Sarah Powers, the executive director for the Office of Raleigh Arts, has known Dallas for a decade, since they both worked on the city’s Arts Commission. The city’s recent collaborations with the Saint Agnes project, Powers says, have been a prime example of what Dallas brings to Raleigh. On one particular day, people who had been born at Saint Agnes were able to come to the site, have their portraits taken, and meet people who grew up in the neighborhood or who had just moved to Raleigh.
“It’s not like, Hey, this is what I personally want that’s the driving force behind her work,” Powers says. “It’s her collaborative spirit. She asks, how can we all come together and create a vision for the site? How can we use it now? How can we tell the story of this place?”
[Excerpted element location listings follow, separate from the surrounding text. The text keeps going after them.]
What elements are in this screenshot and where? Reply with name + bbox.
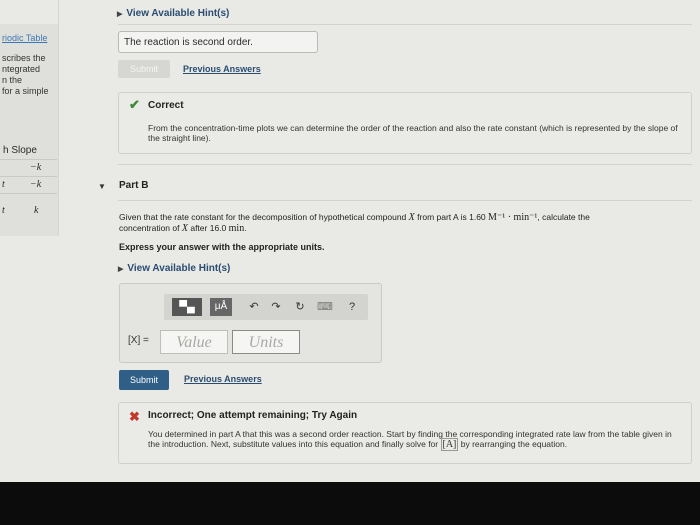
question-text: . (244, 223, 247, 233)
x-mark-icon: ✖ (129, 409, 140, 424)
instruction-text: Express your answer with the appropriate… (119, 242, 325, 252)
part-a-feedback: ✔ Correct From the concentration-time pl… (118, 92, 692, 154)
feedback-title: Incorrect; One attempt remaining; Try Ag… (148, 410, 358, 421)
part-b-feedback: ✖ Incorrect; One attempt remaining; Try … (118, 402, 692, 464)
concentration-symbol: [A] (440, 438, 459, 451)
help-icon[interactable]: ? (344, 298, 360, 316)
part-b-submit-button[interactable]: Submit (119, 370, 169, 390)
question-text: Given that the rate constant for the dec… (119, 212, 407, 222)
periodic-table-link[interactable]: riodic Table (2, 33, 47, 43)
rate-constant-units: M⁻¹ · min⁻¹ (488, 212, 538, 223)
part-a-submit-button[interactable]: Submit (118, 60, 170, 78)
templates-button[interactable]: ▀▄ (172, 298, 202, 316)
table-cell-slope: −k (30, 179, 42, 190)
hint-label: View Available Hint(s) (127, 263, 231, 274)
table-row: t k (0, 203, 57, 219)
table-header-row: h Slope (0, 143, 57, 160)
feedback-text-part: by rearranging the equation. (460, 439, 568, 449)
part-b-previous-answers-link[interactable]: Previous Answers (184, 374, 262, 384)
redo-icon[interactable]: ↷ (268, 298, 284, 316)
divider (118, 164, 692, 165)
view-hints-link-part-a[interactable]: ▶ View Available Hint(s) (117, 8, 229, 19)
question-text: after 16.0 (190, 223, 227, 233)
intro-text-line: ntegrated (2, 64, 41, 74)
feedback-text-part: You determined in part A that this was a… (148, 429, 672, 449)
question-text: from part A is 1.60 (417, 212, 486, 222)
table-cell-slope: k (34, 205, 39, 216)
undo-icon[interactable]: ↶ (246, 298, 262, 316)
units-input[interactable]: Units (232, 330, 300, 354)
answer-input-panel: ▀▄ μÅ ↶ ↷ ↻ ⌨ ? [X] = Value Units (119, 283, 382, 363)
part-a-answer-field[interactable]: The reaction is second order. (118, 31, 318, 53)
math-toolbar: ▀▄ μÅ ↶ ↷ ↻ ⌨ ? (164, 294, 368, 320)
value-input[interactable]: Value (160, 330, 228, 354)
question-text: concentration of (119, 223, 180, 233)
feedback-text: From the concentration-time plots we can… (148, 123, 678, 143)
feedback-title: Correct (148, 100, 184, 111)
collapse-triangle-icon[interactable]: ▼ (98, 182, 106, 191)
table-header-slope: h Slope (3, 145, 37, 156)
table-row: t −k (0, 177, 57, 194)
variable-x: X (181, 223, 188, 234)
intro-text-line: n the (2, 75, 23, 85)
divider (118, 24, 692, 25)
reset-icon[interactable]: ↻ (292, 298, 308, 316)
keyboard-icon[interactable]: ⌨ (316, 298, 334, 316)
table-row: −k (0, 160, 57, 177)
part-b-title[interactable]: Part B (119, 180, 148, 191)
input-label: [X] = (128, 335, 149, 346)
feedback-text: You determined in part A that this was a… (148, 429, 683, 451)
part-b-question: Given that the rate constant for the dec… (119, 212, 679, 234)
triangle-right-icon: ▶ (118, 266, 124, 273)
hint-label: View Available Hint(s) (126, 8, 230, 19)
part-a-previous-answers-link[interactable]: Previous Answers (183, 64, 261, 74)
table-cell: t (2, 179, 5, 190)
time-unit: min (228, 223, 245, 234)
intro-text-line: for a simple (2, 86, 49, 96)
question-text: , calculate the (537, 212, 590, 222)
symbols-button[interactable]: μÅ (210, 298, 232, 316)
variable-x: X (408, 212, 415, 223)
triangle-right-icon: ▶ (117, 11, 123, 18)
table-cell: t (2, 205, 5, 216)
intro-text-line: scribes the (2, 53, 46, 63)
divider (118, 200, 692, 201)
checkmark-icon: ✔ (129, 97, 140, 112)
sidebar-divider (58, 0, 59, 236)
table-cell-slope: −k (30, 162, 42, 173)
bottom-dark-bar (0, 482, 700, 525)
view-hints-link-part-b[interactable]: ▶ View Available Hint(s) (118, 263, 230, 274)
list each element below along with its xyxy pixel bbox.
It’s a sense of place that really drives Dallas’ work. Teach- ing visual art remotely has been a challenge over the last year, Dallas says, but some of her most rewarding moments have come from seeing her students engaged with a space like the hospital that carries so much history.
“They have such pride that they can talk about this place, that other people are interested in their campus,” she says. “And I would say for 90% of the people who show up there, it is their first time on our campus — even though some of those people only live two or three blocks away.”